Bribery and back-handers have long been part of India's business
lore, and although betting is illegal there, punting on cricket
is wild and bookmakers thrive. There are few professional players
or commentators on cricket who have not been asked to help Asian
punters to get their forecasts right.
How guilty were Warne and Waugh? How guilty Malik? You can argue
that match-throwing is nothing new and the proliferation of
one-day international bashes are almost designed for the
universal punter. You may know that cricket was once a game made
for betting. That is why there are two innings - the losing
gambler had a chance to get his money back the second time round.
Cricket, we are frequently reminded, faithfully reflects the
society in which we live. In 1999, there is a mass of money
swirling around cricket in the areas of commercial and
broadcasting rights, sponsorship and in betting. We look to
administrators to keep cricket sporting and the International
Cricket Council, who meet in New Zealand this weekend, have their
chance to impose sanctions on those who have slipped a hand into
the bookie's satchel. They should be discussing life bans.
We also need the example of individuals. John Reid, the former
New Zealand captain, imposed a suspended fine on Glenn McGrath
for sledging. It has worked so far. That Pakistan are bravely
determined to clear out all betting villainy is much to do with
the resolve of Chief Executive Majid Khan, a most honourable and
sporting cricketer. I would not care to be the bookie who offered
Majid a billion dollars for a word on the weather in Lahore.
In all this muck and nettles, a beautiful flower. Yesterday, I
went on a pilgrimage. Two hours by car on the Canberra road to
the green, wooded freshness of small-town Bowral. White-on-brown
signalled me to the Bowral Oval, the Bradman Museum and the home
to which Don Bradman's parents moved when he was a child of two.
The visit was like going back to the spring of one's own cricket,
to playing with bat and ball on any bit of ground from dawn to
dusk. MCC put a team out to play a Bradman Museum XI and no
artist could have dreamed up a more idyllic scene of an oval
surrounded by quiet roads and low houses, trees and white
pickets, spectators on wooden benches, a neat pavilion and, most
importantly, an excellent pitch with good pace and bounce.
Behind the pavilion stands the Bradman Museum, opened in 1996.
One of the locals floated modestly around the pavilion - Ian
Craig, former Australian captain. Don Bradman, the small boy,
playing the golf ball with his cricket stump at the water tank in
the small walled area outside his back door in Bowral is an image
which has stayed with many lovers of the game.
That tiny area has been replicated in the museum and alongside it
is a black and white video of a modern youngster playing the same
repetitious game.
Inspiring and revealing, but I left Bowral with words in mind,
not picture images.
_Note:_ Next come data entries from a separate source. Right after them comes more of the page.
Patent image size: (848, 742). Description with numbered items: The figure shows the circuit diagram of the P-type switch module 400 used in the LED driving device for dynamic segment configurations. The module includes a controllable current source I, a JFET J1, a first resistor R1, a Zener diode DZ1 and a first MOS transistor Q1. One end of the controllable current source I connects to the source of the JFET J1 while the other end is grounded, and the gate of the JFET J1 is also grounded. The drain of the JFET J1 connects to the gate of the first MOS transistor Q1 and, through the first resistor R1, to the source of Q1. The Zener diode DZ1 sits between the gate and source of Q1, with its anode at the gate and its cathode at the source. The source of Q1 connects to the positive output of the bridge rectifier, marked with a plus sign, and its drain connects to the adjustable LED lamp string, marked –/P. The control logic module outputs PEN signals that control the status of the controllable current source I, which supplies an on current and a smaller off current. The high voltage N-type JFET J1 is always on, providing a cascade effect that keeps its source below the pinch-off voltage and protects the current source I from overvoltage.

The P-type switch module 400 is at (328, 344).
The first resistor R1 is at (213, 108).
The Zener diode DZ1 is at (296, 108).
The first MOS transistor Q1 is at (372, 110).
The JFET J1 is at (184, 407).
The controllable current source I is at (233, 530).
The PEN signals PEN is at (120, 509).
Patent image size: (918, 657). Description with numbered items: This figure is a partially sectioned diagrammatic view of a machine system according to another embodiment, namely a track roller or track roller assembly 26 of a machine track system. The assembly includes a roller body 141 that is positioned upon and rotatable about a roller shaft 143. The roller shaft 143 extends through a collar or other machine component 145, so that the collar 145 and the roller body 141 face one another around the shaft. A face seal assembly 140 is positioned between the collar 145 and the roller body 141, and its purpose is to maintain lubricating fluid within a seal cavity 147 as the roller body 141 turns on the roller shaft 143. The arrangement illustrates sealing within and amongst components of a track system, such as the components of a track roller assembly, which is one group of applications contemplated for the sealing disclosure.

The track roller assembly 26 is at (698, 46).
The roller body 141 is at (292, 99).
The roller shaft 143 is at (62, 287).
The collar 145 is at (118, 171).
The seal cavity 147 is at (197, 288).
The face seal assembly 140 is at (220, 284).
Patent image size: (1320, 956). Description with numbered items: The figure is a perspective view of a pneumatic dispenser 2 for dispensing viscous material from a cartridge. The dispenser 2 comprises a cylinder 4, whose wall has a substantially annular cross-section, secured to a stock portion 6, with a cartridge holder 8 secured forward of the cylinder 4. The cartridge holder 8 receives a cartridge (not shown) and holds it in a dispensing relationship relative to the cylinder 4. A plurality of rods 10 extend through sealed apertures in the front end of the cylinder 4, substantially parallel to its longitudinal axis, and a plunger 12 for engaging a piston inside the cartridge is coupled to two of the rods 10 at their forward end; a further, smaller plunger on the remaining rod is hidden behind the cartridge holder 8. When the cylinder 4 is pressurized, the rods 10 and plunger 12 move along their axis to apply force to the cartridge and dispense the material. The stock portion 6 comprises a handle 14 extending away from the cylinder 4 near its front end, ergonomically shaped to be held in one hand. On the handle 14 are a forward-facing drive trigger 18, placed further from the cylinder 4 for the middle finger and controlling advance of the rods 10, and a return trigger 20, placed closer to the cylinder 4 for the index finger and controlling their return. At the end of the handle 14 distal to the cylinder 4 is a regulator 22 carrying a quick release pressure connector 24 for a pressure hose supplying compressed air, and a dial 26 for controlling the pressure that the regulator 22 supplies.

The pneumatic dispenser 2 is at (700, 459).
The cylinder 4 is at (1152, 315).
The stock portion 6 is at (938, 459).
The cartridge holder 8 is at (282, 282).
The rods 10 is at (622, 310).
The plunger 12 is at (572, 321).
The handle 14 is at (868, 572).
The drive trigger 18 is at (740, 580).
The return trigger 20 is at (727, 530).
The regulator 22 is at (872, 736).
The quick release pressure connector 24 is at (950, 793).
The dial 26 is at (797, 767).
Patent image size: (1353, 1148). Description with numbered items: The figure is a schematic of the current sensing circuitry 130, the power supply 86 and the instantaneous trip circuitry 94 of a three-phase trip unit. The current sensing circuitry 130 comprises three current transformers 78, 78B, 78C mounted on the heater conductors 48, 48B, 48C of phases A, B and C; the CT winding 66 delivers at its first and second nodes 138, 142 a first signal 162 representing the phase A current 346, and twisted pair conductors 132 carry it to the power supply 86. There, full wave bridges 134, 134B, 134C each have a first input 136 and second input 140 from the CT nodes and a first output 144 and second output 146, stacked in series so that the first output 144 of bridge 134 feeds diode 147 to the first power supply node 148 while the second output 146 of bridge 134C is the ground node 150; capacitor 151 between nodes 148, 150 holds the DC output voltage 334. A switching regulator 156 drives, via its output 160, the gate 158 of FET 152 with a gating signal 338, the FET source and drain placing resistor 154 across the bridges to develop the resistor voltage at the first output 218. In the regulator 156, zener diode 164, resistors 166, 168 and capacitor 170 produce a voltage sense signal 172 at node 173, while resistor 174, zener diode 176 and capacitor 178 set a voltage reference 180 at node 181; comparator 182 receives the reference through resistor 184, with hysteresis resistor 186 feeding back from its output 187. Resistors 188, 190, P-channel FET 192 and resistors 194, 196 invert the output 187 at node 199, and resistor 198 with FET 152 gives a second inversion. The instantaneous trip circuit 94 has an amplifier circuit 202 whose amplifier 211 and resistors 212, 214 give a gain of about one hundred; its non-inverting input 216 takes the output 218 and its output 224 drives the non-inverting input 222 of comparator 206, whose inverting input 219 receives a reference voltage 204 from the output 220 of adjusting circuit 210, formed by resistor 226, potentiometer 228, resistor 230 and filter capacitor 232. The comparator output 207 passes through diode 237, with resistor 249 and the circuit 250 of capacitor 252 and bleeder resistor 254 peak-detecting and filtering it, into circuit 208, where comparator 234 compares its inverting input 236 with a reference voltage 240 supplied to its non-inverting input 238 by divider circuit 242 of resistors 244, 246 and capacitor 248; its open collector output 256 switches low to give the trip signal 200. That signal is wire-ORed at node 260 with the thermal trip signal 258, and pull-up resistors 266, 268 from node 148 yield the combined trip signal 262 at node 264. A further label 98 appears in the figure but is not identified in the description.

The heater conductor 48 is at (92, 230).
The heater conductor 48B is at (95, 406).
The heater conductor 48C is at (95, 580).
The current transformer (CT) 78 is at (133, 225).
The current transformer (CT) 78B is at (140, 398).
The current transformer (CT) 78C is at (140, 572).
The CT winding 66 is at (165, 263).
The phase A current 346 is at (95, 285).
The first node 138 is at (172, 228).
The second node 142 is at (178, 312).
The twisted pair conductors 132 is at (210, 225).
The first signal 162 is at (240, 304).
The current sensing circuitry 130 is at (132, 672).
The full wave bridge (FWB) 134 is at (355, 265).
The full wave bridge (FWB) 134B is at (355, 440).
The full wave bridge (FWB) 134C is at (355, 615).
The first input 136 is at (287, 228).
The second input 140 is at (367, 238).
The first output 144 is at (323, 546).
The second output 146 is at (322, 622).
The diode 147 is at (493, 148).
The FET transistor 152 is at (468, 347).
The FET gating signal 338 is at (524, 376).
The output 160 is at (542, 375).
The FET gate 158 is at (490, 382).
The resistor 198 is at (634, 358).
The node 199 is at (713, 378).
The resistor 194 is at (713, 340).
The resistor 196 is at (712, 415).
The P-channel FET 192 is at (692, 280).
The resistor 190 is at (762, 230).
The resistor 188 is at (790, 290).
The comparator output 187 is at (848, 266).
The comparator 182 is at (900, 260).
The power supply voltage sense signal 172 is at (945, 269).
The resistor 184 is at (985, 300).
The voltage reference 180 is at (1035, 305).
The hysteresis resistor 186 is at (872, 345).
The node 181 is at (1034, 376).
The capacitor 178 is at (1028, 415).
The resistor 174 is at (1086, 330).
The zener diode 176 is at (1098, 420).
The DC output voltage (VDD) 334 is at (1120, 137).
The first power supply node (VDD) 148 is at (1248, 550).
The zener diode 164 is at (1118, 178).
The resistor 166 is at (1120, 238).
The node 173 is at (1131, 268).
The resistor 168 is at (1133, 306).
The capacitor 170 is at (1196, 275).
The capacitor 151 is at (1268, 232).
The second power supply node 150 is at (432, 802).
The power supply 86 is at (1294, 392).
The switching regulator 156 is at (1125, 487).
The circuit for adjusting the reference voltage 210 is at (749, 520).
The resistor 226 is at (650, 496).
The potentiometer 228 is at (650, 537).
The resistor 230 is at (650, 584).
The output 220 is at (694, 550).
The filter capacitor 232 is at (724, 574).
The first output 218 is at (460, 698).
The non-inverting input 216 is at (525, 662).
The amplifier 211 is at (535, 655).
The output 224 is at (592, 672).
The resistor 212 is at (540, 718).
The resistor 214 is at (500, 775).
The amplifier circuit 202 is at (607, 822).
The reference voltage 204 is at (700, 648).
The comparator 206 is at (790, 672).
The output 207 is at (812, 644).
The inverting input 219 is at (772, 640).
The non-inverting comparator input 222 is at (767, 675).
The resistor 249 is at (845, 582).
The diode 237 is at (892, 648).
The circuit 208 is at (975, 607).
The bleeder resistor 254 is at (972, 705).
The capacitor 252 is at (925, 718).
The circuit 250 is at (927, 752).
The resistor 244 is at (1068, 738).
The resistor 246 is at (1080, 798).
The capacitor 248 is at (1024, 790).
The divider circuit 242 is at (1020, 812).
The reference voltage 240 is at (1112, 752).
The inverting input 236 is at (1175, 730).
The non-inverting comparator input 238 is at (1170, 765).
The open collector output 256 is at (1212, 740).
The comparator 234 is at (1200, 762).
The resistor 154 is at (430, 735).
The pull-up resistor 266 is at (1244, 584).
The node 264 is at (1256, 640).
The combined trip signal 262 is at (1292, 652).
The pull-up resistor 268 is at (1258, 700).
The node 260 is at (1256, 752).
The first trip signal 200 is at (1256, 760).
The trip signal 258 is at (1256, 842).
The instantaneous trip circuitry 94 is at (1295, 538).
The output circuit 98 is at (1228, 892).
Recognise the current fine examples set by
individuals like Majid Khan and Reid but see also the creed which
is written into cricket's laws.
The sporting code is still implicit and when you make your own
pilgrimage to Bowral, which I truly recommend, you too may leave
with the words of Sir Donald Bradman travelling in your mind.
They are inscribed in glass at the museum entrance:
"Without doubt the laws of cricket and the conduct of the game
are a great example to the world. We should all be proud of this
heritage which I trust may forever stand as a beacon light
guiding man's footsteps to happy and peaceful days."